Even those unfamiliar with the film’s source material will know how it ends, as Linklater and Rabe open the film with a brief look at the January 1984 blizzard that swoops through Owl, forever impacting the three key characters. Soon, we’re flashing back to September when Julia rolled into Owl, an outsider about to be steeped in this particular brand of small-town life. She’s taken a teaching job at the local high school to get her away from her unseen husband, first chalking up the short-term assignment to work pressures, later making it plain that their relationship is practically dead, and when she’s not drinking herself silly at one of the town’s local bars, she’s showing up hungover and out of it in her history classes.
Linklater and Rabe lean on some messy affectations to get their story rolling, including everything from the cute (an unnecessary animated sequence that introduces the town) to the ridiculous (Rabe gliding along the high school hallway in a bizarre double dolly shot; constant use of a fisheye lens in wide shots) to the actually quite good (introductions to Julia’s students, including Mitch, that reveal some serious truths in a winking fashion). Mostly, it just takes a while to settle into itself, to get into a compelling and sensical groove.
Then again, that’s also Julia’s experience as she attempts to get hip to Owl life in fits and starts. She’s deluged with new friends and foes, like Vanessa Hudgens as fellow teacher Naomi (an almost unbearably shrill and one-note role that the actress occasionally finds real sparks in), Finn Wittrock as a smooth-talking coach with a secret, Harris as the welcoming older gent Horace, and Henry Golding as former Owl football star Vance Druid. As Julia gets to know the shape of Owl, so too do we — and it’s not always pleasing, as Linklater and Rabe peel off the layers of this particular town with both relish and discomfort. If that sounds awkward, it is.
Julia remains the cracked lens through which we view all of this, an unreliable narrator with a skewed sense of, well, just about everything. The kind Horace provides a respite for the addled Julia, heaping on her both home-cooked meals and home-baked gossip, all the better to obscure what’s really happening with his own life. Julia’s sense of propriety is so warped that she can’t recognize how nefarious Coach Laidlaw (Wittrock) really is, nor how his various misdeeds have impacted a close group of sensitive students (including Rosenstein, Jack Dylan Grazer, and Arianna Jaffier). And she sure as hell can’t come to grips with the blooming obsession she feels for Vance, which reduces her to drunk hysterics on the regular. (Late in the film, as Julia sobs that she feels like she’s not done with her 20s — despite pushing 40 — it feels like one of many keys to the story that are dangled and then snatched away.)

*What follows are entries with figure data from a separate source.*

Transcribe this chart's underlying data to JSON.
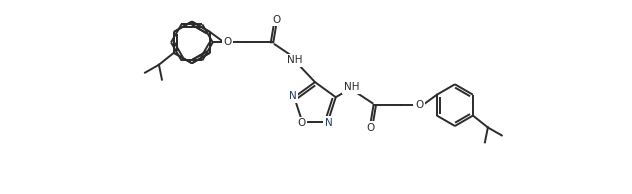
{
  "bg_color": "#ffffff",
  "line_color": "#2b2b2b",
  "lw": 1.4,
  "figsize": [
    6.32,
    1.94
  ],
  "dpi": 100,
  "xlim": [
    0,
    63.2
  ],
  "ylim": [
    0,
    19.4
  ]
}
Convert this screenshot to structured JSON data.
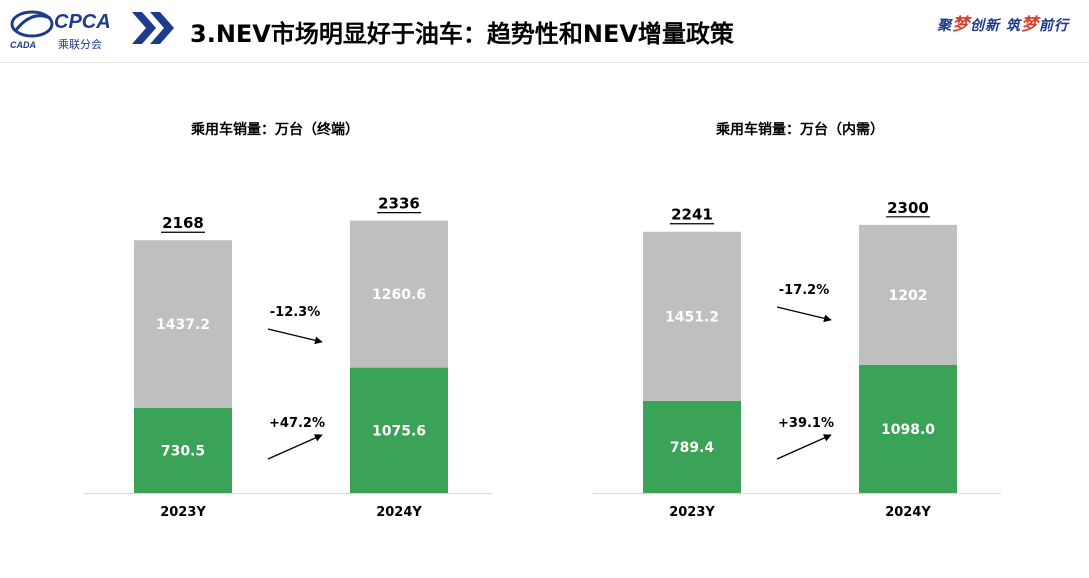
{
  "header": {
    "logo_text": "CPCA",
    "logo_sub": "乘联分会",
    "logo_mark": "CADA",
    "title": "3.NEV市场明显好于油车：趋势性和NEV增量政策",
    "slogan_parts": [
      "聚",
      "梦",
      "创新 筑",
      "梦",
      "前行"
    ]
  },
  "colors": {
    "nev": "#3aa357",
    "ice": "#bfbfbf",
    "brand_blue": "#1f3c8c",
    "accent_red": "#d8402b"
  },
  "chart_data": [
    {
      "type": "bar",
      "stacked": true,
      "title": "乘用车销量：万台（终端）",
      "categories": [
        "2023Y",
        "2024Y"
      ],
      "series": [
        {
          "values": [
            730.5,
            1075.6
          ],
          "labels": [
            "730.5",
            "1075.6"
          ],
          "color": "#3aa357"
        },
        {
          "values": [
            1437.2,
            1260.6
          ],
          "labels": [
            "1437.2",
            "1260.6"
          ],
          "color": "#bfbfbf"
        }
      ],
      "totals": [
        2168,
        2336
      ],
      "changes": {
        "bottom": "+47.2%",
        "top": "-12.3%"
      },
      "ylim": [
        0,
        2600
      ],
      "grid": false,
      "legend": "none"
    },
    {
      "type": "bar",
      "stacked": true,
      "title": "乘用车销量：万台（内需）",
      "categories": [
        "2023Y",
        "2024Y"
      ],
      "series": [
        {
          "values": [
            789.4,
            1098.0
          ],
          "labels": [
            "789.4",
            "1098.0"
          ],
          "color": "#3aa357"
        },
        {
          "values": [
            1451.2,
            1202
          ],
          "labels": [
            "1451.2",
            "1202"
          ],
          "color": "#bfbfbf"
        }
      ],
      "totals": [
        2241,
        2300
      ],
      "changes": {
        "bottom": "+39.1%",
        "top": "-17.2%"
      },
      "ylim": [
        0,
        2600
      ],
      "grid": false,
      "legend": "none"
    }
  ]
}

In short (and in very reductive terms), no one in Owl is well, and the looming blizzard is only the next disaster to befall them. How Linklater and Rabe handle that dark truth can be puzzling, leaning on some characters and situations while leaving others to wither, never quite acknowledging the darkness that plagues this place, and ultimately moving toward a wholly unearned conclusion. Klosterman’s vision of this tiny, insulated world was never this neat and tidy, a lesson that has not translated to its cinematic companion. It’s a slice of life, surely, but a meager one at that.
“Downtown Owl” premiered at the 2023 Tribeca Film Festival. Sony will release it at a later date.